SINGAPORE - Private economists say Singapore's economy has the potential to expand faster than the Government's latest target of 2 per cent to 3 per cent growth in the coming years.
But they say the goal, outlined by Prime Minister Lee Hsien Loong on Sunday, is probably realistic given Singapore's policy choices and the uncertain global economy.
The country is also making a transition to an advanced economy, they added.
Speaking at the People's Action Party's biennial conference, Mr Lee said that the Government is no longer aiming for the "ridiculously high" growth of previous years.
A good pace would be 3 per cent to 4 per cent growth, he said.
As the workforce grows slower, even growth of 2 per cent to 3 per cent would be "considered good growth", Mr Lee added.
DBS economist Irvin Seah said yesterday that Singapore has the potential to grow faster, but it has implemented policies such as tightening the supply of foreign labour.

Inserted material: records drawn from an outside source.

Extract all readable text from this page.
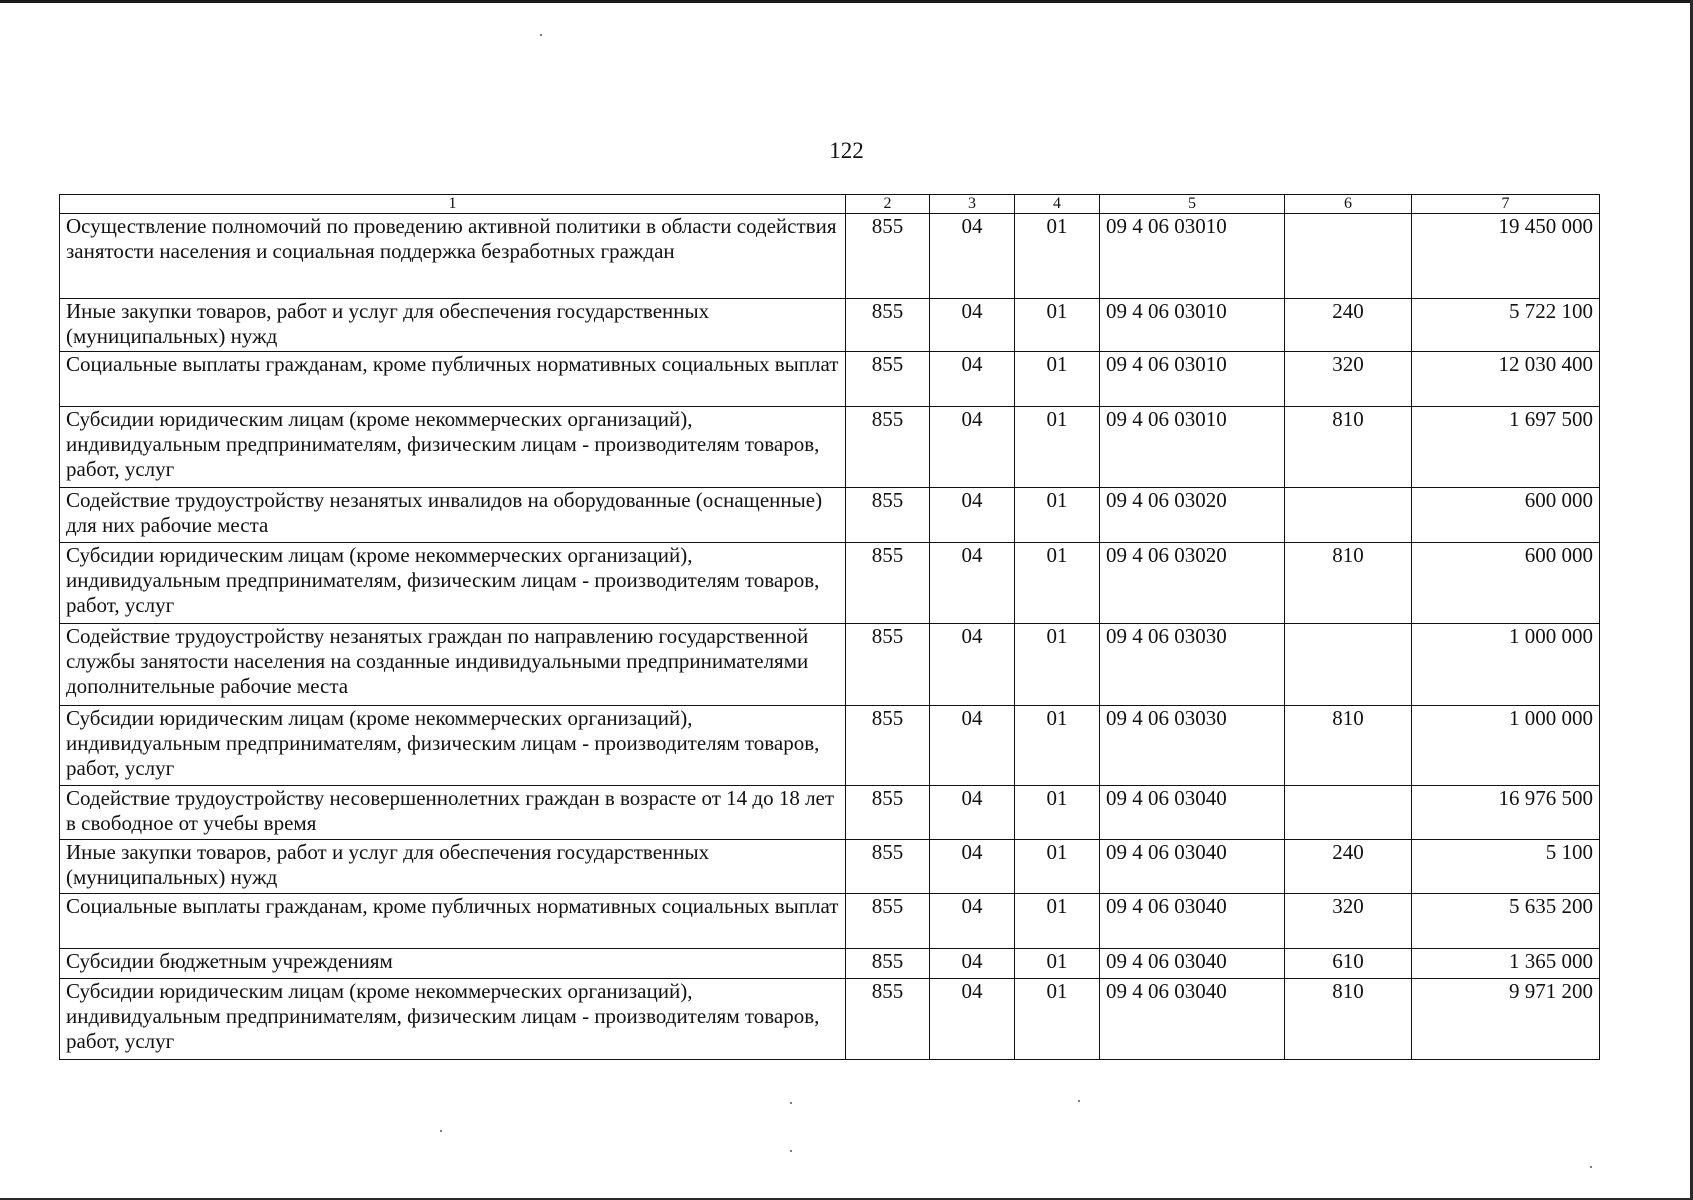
122
1	2	3	4	5	6	7
Осуществление полномочий по проведению активной политики в области содействия занятости населения и социальная поддержка безработных граждан	855	04	01	09 4 06 03010		19 450 000
Иные закупки товаров, работ и услуг для обеспечения государственных (муниципальных) нужд	855	04	01	09 4 06 03010	240	5 722 100
Социальные выплаты гражданам, кроме публичных нормативных социальных выплат	855	04	01	09 4 06 03010	320	12 030 400
Субсидии юридическим лицам (кроме некоммерческих организаций), индивидуальным предпринимателям, физическим лицам - производителям товаров, работ, услуг	855	04	01	09 4 06 03010	810	1 697 500
Содействие трудоустройству незанятых инвалидов на оборудованные (оснащенные) для них рабочие места	855	04	01	09 4 06 03020		600 000
Субсидии юридическим лицам (кроме некоммерческих организаций), индивидуальным предпринимателям, физическим лицам - производителям товаров, работ, услуг	855	04	01	09 4 06 03020	810	600 000
Содействие трудоустройству незанятых граждан по направлению государственной службы занятости населения на созданные индивидуальными предпринимателями дополнительные рабочие места	855	04	01	09 4 06 03030		1 000 000
Субсидии юридическим лицам (кроме некоммерческих организаций), индивидуальным предпринимателям, физическим лицам - производителям товаров, работ, услуг	855	04	01	09 4 06 03030	810	1 000 000
Содействие трудоустройству несовершеннолетних граждан в возрасте от 14 до 18 лет в свободное от учебы время	855	04	01	09 4 06 03040		16 976 500
Иные закупки товаров, работ и услуг для обеспечения государственных (муниципальных) нужд	855	04	01	09 4 06 03040	240	5 100
Социальные выплаты гражданам, кроме публичных нормативных социальных выплат	855	04	01	09 4 06 03040	320	5 635 200
Субсидии бюджетным учреждениям	855	04	01	09 4 06 03040	610	1 365 000
Субсидии юридическим лицам (кроме некоммерческих организаций), индивидуальным предпринимателям, физическим лицам - производителям товаров, работ, услуг	855	04	01	09 4 06 03040	810	9 971 200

This will restrict growth.
"Thus, over the medium- term horizon, we can expect a growth pace of 2 to 3 per cent," said Mr Seah.
The uncertain economies of the United States and Europe could also affect Singapore's growth, said OCBC economist Selena Ling.

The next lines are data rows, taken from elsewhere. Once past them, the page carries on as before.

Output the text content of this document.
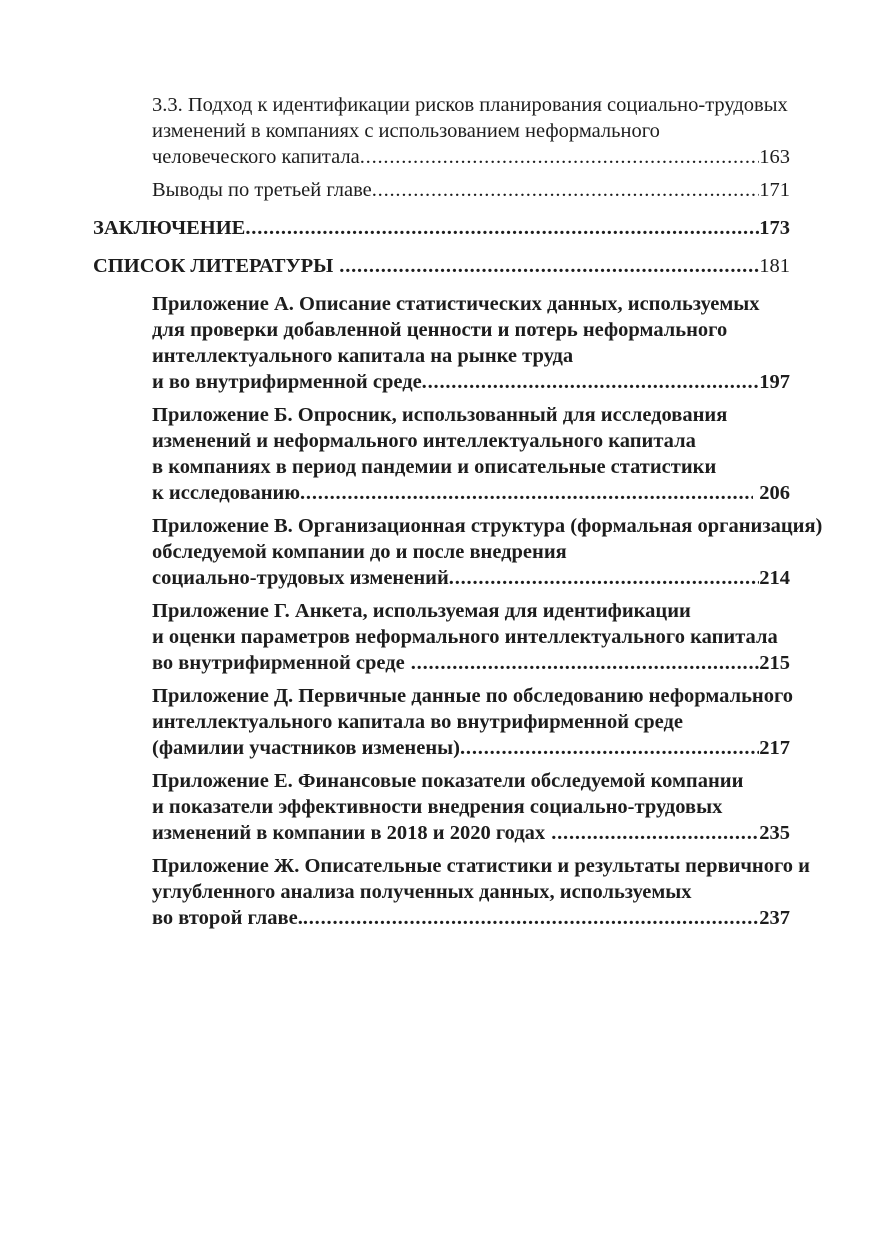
3.3. Подход к идентификации рисков планирования социально-трудовых
изменений в компаниях с использованием неформального
человеческого капитала .....	163
Выводы по третьей главе .....	171
ЗАКЛЮЧЕНИЕ .....	173
СПИСОК ЛИТЕРАТУРЫ .....	181
Приложение А. Описание статистических данных, используемых
для проверки добавленной ценности и потерь неформального
интеллектуального капитала на рынке труда
и во внутрифирменной среде .....	197
Приложение Б. Опросник, использованный для исследования
изменений и неформального интеллектуального капитала
в компаниях в период пандемии и описательные статистики
к исследованию .....	206
Приложение В. Организационная структура (формальная организация)
обследуемой компании до и после внедрения
социально-трудовых изменений .....	214
Приложение Г. Анкета, используемая для идентификации
и оценки параметров неформального интеллектуального капитала
во внутрифирменной среде .....	215
Приложение Д. Первичные данные по обследованию неформального
интеллектуального капитала во внутрифирменной среде
(фамилии участников изменены) .....	217
Приложение Е. Финансовые показатели обследуемой компании
и показатели эффективности внедрения социально-трудовых
изменений в компании в 2018 и 2020 годах .....	235
Приложение Ж. Описательные статистики и результаты первичного и
углубленного анализа полученных данных, используемых
во второй главе. .....	237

She noted that the Republic is also making the transition from a developing economy to an advanced one, so growth will slow to a more steady and sustainable level.
"For advanced economies, 2 to 4 per cent is an acceptable range," said Ms Ling.
Businesses will be hurt amid the slower growth, noted Mr Seah.
"Some companies that are not as productive will be out of the game; they may have to close down or relocate."
United Overseas Bank economist Francis Tan said that the muted forecasts themselves could lead to businesses cutting back investments.
"People will feel that even the Government is lowering expectations. It may cause smaller business owners to be more cautious about investing in capital," he said.
Mr Tan said that hotels and food and beverage outlets may still need to spend on capital to raise productivity and make up for the labour shortfall.
But manufacturers and exporters may be more cautious and look more closely at the world economy.
For workers, wage growth could slow amid the slowing growth, said Ms Ling.
But a mitigating factor would be the constraints on foreign manpower which could help the labour market to remain tight, she noted.
Investors could also be affected.
"If growth is slower, you shouldn't expect asset prices to grow at a breakneck speed," said Ms Ling.
In recent years, the Government has been forecasting slower growth as the economy matures.
The Economic Strategies Committee in 2010 set out a growth target of 3 per cent to 5 per cent a year up to 2020.
The Ministry of Trade and Industry's latest estimate for economic growth this year is about 1.5 per cent. Next year's growth is projected to be 1 per cent to 3 per cent.